Erie Art Museum Exhibit - Daniel Burke: Callings
For six decades, Daniel Burke has answered a calling to make art and to teach. This retrospective exhibition looks back across the career of a prolific artist to explore highlights from each decade and reveal connections across his various series. After proudly serving in the military for three years, Daniel Burke enrolled at Mercyhurst College through the GI Bill. He graduated in 1969 alongside 125 women and was the first male student to receive a degree from Mercyhurst College. That same year Burke began teaching at Mercyhurst while earning his Master’s in Education from Edinboro University. Almost 50 years later, he still works at Mercyhurst as a Professor of Art and Research Fellow.
Over the course of six decades, Burke has explored dozens of themes and variations. His practice has evolved from representation to geometric abstraction; collage to installation. He tends to work in series: creating and combining multiple parts, or drawing the same subject over and over, constantly experimenting with mediums, styles, and techniques.

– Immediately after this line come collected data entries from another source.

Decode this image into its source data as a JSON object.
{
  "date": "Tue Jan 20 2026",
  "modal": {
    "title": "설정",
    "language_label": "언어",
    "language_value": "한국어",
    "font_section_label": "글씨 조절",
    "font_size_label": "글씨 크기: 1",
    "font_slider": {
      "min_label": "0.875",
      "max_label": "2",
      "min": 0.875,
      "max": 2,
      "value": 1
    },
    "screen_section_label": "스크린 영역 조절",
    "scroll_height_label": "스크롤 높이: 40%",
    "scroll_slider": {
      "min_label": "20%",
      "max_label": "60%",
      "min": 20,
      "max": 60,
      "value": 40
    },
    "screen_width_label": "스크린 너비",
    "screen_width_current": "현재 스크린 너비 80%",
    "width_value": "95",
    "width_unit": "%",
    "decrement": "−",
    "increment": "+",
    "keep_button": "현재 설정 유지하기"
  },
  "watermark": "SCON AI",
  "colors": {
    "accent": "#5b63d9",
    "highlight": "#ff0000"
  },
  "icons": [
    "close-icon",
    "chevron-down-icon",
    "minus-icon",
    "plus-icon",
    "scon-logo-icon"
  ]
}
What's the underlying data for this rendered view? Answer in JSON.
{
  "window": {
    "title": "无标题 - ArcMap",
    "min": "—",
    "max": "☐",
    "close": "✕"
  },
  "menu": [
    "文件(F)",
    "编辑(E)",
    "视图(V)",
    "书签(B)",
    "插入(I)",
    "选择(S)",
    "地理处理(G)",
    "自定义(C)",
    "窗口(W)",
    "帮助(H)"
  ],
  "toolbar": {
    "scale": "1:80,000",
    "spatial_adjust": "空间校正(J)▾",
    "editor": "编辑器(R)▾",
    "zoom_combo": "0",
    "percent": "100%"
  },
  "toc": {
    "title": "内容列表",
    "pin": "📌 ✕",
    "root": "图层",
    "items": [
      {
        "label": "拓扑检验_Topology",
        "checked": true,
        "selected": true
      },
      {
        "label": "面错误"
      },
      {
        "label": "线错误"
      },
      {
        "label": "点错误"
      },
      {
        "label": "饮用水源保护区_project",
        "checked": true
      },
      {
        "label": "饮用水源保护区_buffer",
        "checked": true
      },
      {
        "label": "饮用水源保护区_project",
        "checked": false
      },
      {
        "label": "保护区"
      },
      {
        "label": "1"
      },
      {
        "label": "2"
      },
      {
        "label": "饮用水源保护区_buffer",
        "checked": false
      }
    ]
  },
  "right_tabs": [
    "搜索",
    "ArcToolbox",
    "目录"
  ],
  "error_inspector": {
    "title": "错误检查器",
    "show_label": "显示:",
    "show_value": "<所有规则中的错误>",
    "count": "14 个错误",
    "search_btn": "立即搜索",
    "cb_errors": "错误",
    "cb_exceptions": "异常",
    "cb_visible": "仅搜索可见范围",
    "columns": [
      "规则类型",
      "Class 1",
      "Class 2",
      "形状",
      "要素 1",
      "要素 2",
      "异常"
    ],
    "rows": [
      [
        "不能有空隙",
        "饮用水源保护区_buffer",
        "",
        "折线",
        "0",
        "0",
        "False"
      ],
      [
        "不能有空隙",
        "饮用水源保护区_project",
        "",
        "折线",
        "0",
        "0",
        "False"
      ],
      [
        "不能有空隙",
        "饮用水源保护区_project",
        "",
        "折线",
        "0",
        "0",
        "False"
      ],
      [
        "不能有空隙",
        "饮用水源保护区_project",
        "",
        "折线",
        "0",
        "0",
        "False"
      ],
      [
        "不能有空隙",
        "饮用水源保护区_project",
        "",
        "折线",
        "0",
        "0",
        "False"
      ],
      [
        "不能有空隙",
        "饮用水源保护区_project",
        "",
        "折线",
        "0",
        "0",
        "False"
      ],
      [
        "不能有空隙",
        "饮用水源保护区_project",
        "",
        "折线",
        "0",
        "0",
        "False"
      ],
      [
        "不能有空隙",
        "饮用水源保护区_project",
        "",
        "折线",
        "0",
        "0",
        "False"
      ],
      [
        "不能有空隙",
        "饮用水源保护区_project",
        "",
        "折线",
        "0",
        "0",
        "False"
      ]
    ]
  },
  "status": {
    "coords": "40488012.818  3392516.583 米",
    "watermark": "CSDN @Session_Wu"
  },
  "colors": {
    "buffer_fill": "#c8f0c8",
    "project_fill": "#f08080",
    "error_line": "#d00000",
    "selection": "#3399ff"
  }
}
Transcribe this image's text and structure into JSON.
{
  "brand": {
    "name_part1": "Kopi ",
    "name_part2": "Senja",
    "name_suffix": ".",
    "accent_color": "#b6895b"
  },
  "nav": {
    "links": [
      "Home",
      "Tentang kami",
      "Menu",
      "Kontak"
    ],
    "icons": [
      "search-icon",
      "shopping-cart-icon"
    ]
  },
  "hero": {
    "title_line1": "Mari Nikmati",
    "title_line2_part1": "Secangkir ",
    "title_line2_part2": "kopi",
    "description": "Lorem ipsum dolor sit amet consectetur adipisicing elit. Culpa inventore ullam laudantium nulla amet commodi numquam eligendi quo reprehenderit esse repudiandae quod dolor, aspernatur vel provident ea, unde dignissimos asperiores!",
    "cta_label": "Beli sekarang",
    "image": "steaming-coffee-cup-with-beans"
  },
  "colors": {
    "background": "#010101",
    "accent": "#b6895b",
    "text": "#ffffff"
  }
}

Education is central to Burke’s artistic practice. Many of his works and studies begin as classroom examples and illustrate stages in the making of art. Although drawing and painting ground his work, his explorations include three-dimensional form making, printmaking, display design, and installations.
An enthusiastic observer, Burke selects and collects objects with a history and gives them new life through this art. His printing matrices are works of art in their own right; his cutouts form the basis of new works; and objects such as game boards, books, sewing patterns, and toys find a second life in his art. Often the materials enhance and complicate his concept: children’s books transform into birds and take flight; an ironing board becomes a slave ship; dominoes evoke cityscapes that reference play, mathematics, construction, and decay. Burke’s constructions depict coexistence and conflict, the collision of natural and built environments. His installations evoke feelings of claustrophobic excess through the repetition of consumer objects, amplified by layering multiple objects of a series to fill a wall or a room.
Burke sees himself first and foremost as a traditional studio artist working within the context of history. As a result of Burke’s early art training, he views art as a process brought about by skilled craftsmen who organize and present their ideas through good design. “I can’t help but see formal (aesthetically appealing, beautiful if you will) things everywhere,” he explains. “I look to colors, shapes, rhythms and patterns that guide me to concerns of fragility, improbability, imagination, abstraction, and change. I look to scenes of grandiose wonder and to commonplace objects in their unique settings. I’m trying to be open to something hidden which when revealed, becomes Art.”